Om dit probleem te vermijden, konden de onderzoekers de p-waarde van de hypothesetest rapporteren en de lezer zelf de statistische significantie laten interpreteren . Dit wordt een p-waardebenadering genoemd voor het testen van hypothesen. Een onafhankelijke waarnemer zou de p-waarde kunnen noteren en voor zichzelf kunnen beslissen of dat een statistisch significant verschil vertegenwoordigt of niet.
Realistisch voorbeeld van P-waarde
Stel dat een belegger beweert dat de prestatie van zijn beleggingsportefeuille gelijk is aan die van de Standard & Poor’s (S&P) 500 Index. Om dit te bepalen, voert de belegger een tweezijdige test uit. De nulhypothese stelt dat het rendement van de portefeuille gelijk is aan het rendement van de S&P 500 over een bepaalde periode, terwijl de alternatieve hypothese stelt dat het rendement van de portefeuille en het rendement van de S&P 500 niet gelijkwaardig zijn. (Als de belegger een eenzijdige test zou uitvoeren, zou de alternatieve hypothese stellen dat het rendement van de portefeuille ofwel lager of hoger is dan het rendement van de S&P 500.)
P-waarde hypothesetest maakt niet noodzakelijk gebruik van een vooraf geselecteerd betrouwbaarheidsniveau waarop de belegger de nulhypothese moet resetten dat de opbrengsten gelijkwaardig zijn. In plaats daarvan geeft het een maatstaf voor hoeveel bewijs er is om de nulhypothese te verwerpen. Hoe kleiner de p-waarde, hoe groter het bewijs tegen de nulhypothese.

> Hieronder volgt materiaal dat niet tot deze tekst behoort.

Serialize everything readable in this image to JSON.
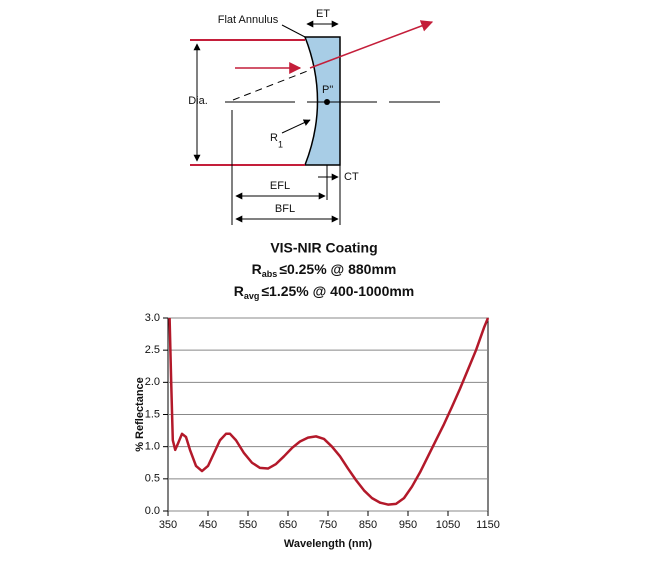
{
  "diagram": {
    "flat_annulus": "Flat Annulus",
    "et": "ET",
    "dia": "Dia.",
    "p": "P\"",
    "r": "R",
    "r_sub": "1",
    "ct": "CT",
    "efl": "EFL",
    "bfl": "BFL"
  },
  "chart_data": {
    "type": "line",
    "title": "VIS-NIR Coating",
    "subtitle_lines": [
      {
        "symbol": "R",
        "subscript": "abs",
        "text": "≤0.25% @ 880mm"
      },
      {
        "symbol": "R",
        "subscript": "avg",
        "text": "≤1.25% @ 400-1000mm"
      }
    ],
    "x_label": "Wavelength (nm)",
    "y_label": "% Reflectance",
    "xlim": [
      350,
      1150
    ],
    "ylim": [
      0,
      3
    ],
    "xticks": [
      350,
      450,
      550,
      650,
      750,
      850,
      950,
      1050,
      1150
    ],
    "yticks": [
      {
        "value": 3,
        "label": "3.0"
      },
      2.5,
      {
        "value": 2,
        "label": "2.0"
      },
      1.5,
      {
        "value": 1,
        "label": "1.0"
      },
      0.5,
      {
        "value": 0,
        "label": "0.0"
      }
    ],
    "grid": true,
    "x": [
      354,
      358,
      362,
      368,
      375,
      385,
      395,
      405,
      420,
      435,
      450,
      465,
      480,
      495,
      505,
      520,
      540,
      560,
      580,
      600,
      620,
      640,
      660,
      680,
      700,
      720,
      740,
      760,
      780,
      800,
      820,
      840,
      860,
      880,
      900,
      920,
      940,
      960,
      980,
      1000,
      1020,
      1040,
      1060,
      1080,
      1100,
      1120,
      1140,
      1150
    ],
    "series": [
      {
        "color": "#b3192a",
        "values": [
          3.0,
          2.0,
          1.1,
          0.95,
          1.05,
          1.2,
          1.15,
          0.95,
          0.7,
          0.62,
          0.7,
          0.9,
          1.1,
          1.2,
          1.2,
          1.1,
          0.9,
          0.75,
          0.67,
          0.66,
          0.73,
          0.85,
          0.98,
          1.08,
          1.14,
          1.16,
          1.12,
          1.0,
          0.85,
          0.66,
          0.48,
          0.32,
          0.2,
          0.13,
          0.1,
          0.11,
          0.2,
          0.38,
          0.6,
          0.85,
          1.1,
          1.35,
          1.62,
          1.9,
          2.2,
          2.5,
          2.85,
          3.0
        ]
      }
    ]
  }
}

Dus als de belegger vindt dat de p-waarde 0,001 is, is er sterk bewijs tegen de nulhypothese en kan de belegger met vertrouwen het rendement van de portefeuille concluderen en het rendement van de S&P 500 is niet gelijkwaardig.
Hoewel dit geen exacte drempel geeft voor wanneer de belegger de nulhypothese zou moeten aanvaarden of verwerpen, heeft het nog een ander zeer praktisch voordeel. P-waarde hypothesetesten bieden een directe manier om het relatieve vertrouwen dat de belegger kan hebben bij het kiezen uit meerdere verschillende soorten beleggingen of portefeuilles, te vergelijken met een benchmark zoals de S&P 500.
Voor twee portefeuilles, A en B, waarvan de prestaties verschillen van de S&P 500 met respectievelijk p-waarden van 0,10 en 0,01, kan de belegger er veel meer vertrouwen in hebben dat portefeuille B, met een lagere p-waarde, daadwerkelijk consistent verschillende resultaten.